Sept. 11 (Bloomberg) -- Sugar production in India, the world’s second-biggest grower, may be more than estimated earlier as the highest monsoon rainfall in 19 years boosts yields hurt by a drought a year earlier, a growers’ group said.
The harvest will total 24.5 million tons in the 12 months starting Oct. 1, compared with 23 million tons predicted in March, Vinay Kumar, managing director of National Federation Cooperative Sugar Factories Ltd., said in a phone interview. That compares with a crop of 25 million tons this year and more than the 23.5 million needed to meet domestic demand, he said. Output may total 23.7 million tons in 2013-2014, the Indian Sugar Mills Association estimates.

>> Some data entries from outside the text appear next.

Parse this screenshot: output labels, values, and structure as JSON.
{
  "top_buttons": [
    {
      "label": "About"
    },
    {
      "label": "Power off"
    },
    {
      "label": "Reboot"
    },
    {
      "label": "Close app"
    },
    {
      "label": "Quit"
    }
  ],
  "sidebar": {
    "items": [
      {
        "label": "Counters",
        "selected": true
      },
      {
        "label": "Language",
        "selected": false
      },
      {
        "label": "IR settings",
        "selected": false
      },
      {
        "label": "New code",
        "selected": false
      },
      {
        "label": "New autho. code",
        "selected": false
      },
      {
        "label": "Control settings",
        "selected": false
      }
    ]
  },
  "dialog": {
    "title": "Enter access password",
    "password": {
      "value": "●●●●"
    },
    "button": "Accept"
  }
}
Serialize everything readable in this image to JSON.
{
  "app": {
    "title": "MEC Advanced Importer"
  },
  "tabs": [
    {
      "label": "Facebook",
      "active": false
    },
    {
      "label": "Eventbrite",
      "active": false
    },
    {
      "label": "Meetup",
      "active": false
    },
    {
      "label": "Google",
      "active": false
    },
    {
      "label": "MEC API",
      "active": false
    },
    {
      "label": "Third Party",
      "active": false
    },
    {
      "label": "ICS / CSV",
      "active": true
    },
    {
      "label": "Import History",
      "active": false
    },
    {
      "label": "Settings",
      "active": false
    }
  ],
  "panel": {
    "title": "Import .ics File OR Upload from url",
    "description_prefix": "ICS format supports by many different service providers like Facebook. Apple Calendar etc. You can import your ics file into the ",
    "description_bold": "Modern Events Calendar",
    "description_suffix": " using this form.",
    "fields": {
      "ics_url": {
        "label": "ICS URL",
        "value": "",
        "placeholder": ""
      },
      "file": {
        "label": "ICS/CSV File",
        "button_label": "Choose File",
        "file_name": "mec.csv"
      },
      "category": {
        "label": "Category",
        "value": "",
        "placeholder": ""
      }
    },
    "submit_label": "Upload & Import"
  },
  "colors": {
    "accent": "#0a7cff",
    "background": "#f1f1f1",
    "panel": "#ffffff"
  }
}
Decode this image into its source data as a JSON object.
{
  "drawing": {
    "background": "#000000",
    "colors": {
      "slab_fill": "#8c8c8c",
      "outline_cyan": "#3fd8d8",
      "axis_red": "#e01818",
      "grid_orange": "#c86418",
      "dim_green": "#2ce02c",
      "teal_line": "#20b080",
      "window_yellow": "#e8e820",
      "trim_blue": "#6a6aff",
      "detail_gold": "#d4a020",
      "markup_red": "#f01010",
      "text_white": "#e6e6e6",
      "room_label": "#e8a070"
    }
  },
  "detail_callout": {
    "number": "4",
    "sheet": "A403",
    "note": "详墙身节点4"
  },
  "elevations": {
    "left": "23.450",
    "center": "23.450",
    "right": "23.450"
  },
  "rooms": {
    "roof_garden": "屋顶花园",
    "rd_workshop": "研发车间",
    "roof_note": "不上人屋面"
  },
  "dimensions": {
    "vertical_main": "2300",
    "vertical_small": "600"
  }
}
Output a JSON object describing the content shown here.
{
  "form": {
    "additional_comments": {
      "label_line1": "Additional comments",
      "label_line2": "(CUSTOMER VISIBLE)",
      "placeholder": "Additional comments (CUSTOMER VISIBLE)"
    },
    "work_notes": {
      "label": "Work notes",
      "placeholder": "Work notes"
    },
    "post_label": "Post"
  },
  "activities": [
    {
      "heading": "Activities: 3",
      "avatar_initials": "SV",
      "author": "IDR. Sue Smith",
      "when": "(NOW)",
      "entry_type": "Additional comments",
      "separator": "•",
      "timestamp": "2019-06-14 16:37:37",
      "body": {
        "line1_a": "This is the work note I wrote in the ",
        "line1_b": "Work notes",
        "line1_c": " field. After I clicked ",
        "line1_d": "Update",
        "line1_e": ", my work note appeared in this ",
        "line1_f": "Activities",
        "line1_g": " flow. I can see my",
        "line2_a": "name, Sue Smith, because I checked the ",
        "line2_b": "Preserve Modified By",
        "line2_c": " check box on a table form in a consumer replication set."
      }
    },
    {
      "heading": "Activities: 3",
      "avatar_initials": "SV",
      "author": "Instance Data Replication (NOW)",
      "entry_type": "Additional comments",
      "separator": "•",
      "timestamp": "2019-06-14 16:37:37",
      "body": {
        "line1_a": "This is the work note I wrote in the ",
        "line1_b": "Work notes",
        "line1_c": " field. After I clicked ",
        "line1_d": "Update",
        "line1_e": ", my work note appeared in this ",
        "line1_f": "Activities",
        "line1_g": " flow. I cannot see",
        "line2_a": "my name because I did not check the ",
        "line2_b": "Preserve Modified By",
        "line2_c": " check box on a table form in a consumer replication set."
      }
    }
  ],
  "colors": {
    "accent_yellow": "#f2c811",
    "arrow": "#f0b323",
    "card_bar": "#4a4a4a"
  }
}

Futures are headed for a third-year of losses, the longest slump since 1992, as the world heads for a fourth year of surplus in 2013-2014. Worldwide supplies will outpace demand by 4.5 million tons in the season that starts in October, following a 10.3 million-ton surplus this season, the International Sugar Organization said Aug. 22. A bigger than estimated crop and five-year high stockpiles may increase exports from India.
“Good rainfall in drought-affected Maharashtra and Karnataka this year has improved prospects for a better production,” Kumar said today. “The country may make more raw sugar if there is demand for exports next year.”
Monsoon rainfall is 6 percent above a 50-year average since June 1, according to India Meteorological Department. The precipitation in the three months ended August 31 was the highest since 1994, data from the agency showed. Parts of Maharashtra and Karnataka, which together account for 45 percent of the country’s sugar output, faced drought because of below- average monsoon rains in the past two years.
Shipments from India may exceed 1 million tons in the year beginning Oct. 1 as a surplus and a weakening rupee spur demand among importers, according to Narendra Murkumbi, managing director of Mumbai-based Shree Renuka Sugars Ltd., the nation’s biggest refiner. Exports from the local crop may total 300,000 tons this season, Kumar estimates.
The rupee is the worst performer among 24 major emerging economies in the past six months on concern that foreign capital outflows will accelerate as the U.S. Federal Reserve prepares to trim stimulus. The currency weakened 14 percent against the dollar this year, reaching a record low of 68.845 on Aug. 28.
Raw sugar for delivery in October was little changed at 17 cents a pound on ICE Futures U.S. by 4:36 p.m. in Mumbai yesterday, while white sugar for December delivery climbed 0.5 percent to $488.30 a ton on NYSE Liffe in London.
Sugar inventories in India may expand 11 percent to about 10 million tons on Oct. 1, 2014, compared with an estimated 9 million tons at the start of 2013-2014 season, Kumar said.
Farmers planted 4.87 million hectares (12 million acres) to sugar cane as of Sept. 6, compared with 5 million hectares a year earlier, according to the Agriculture Ministry. Output may total 24 million tons due to good rains, said Prerana Desai, vice president for research at Kotak Commodity Services Ltd.
“The yield and recovery would be better because of the good monsoon,” Desai said by phone from Mumbai. “This is what has resulted in overall improvement in the production prospects. Earlier it was expected that because of drought in Maharashtra and Karnataka last year, we will have dramatically lower production. But that is not happening, because of improvement in weather.”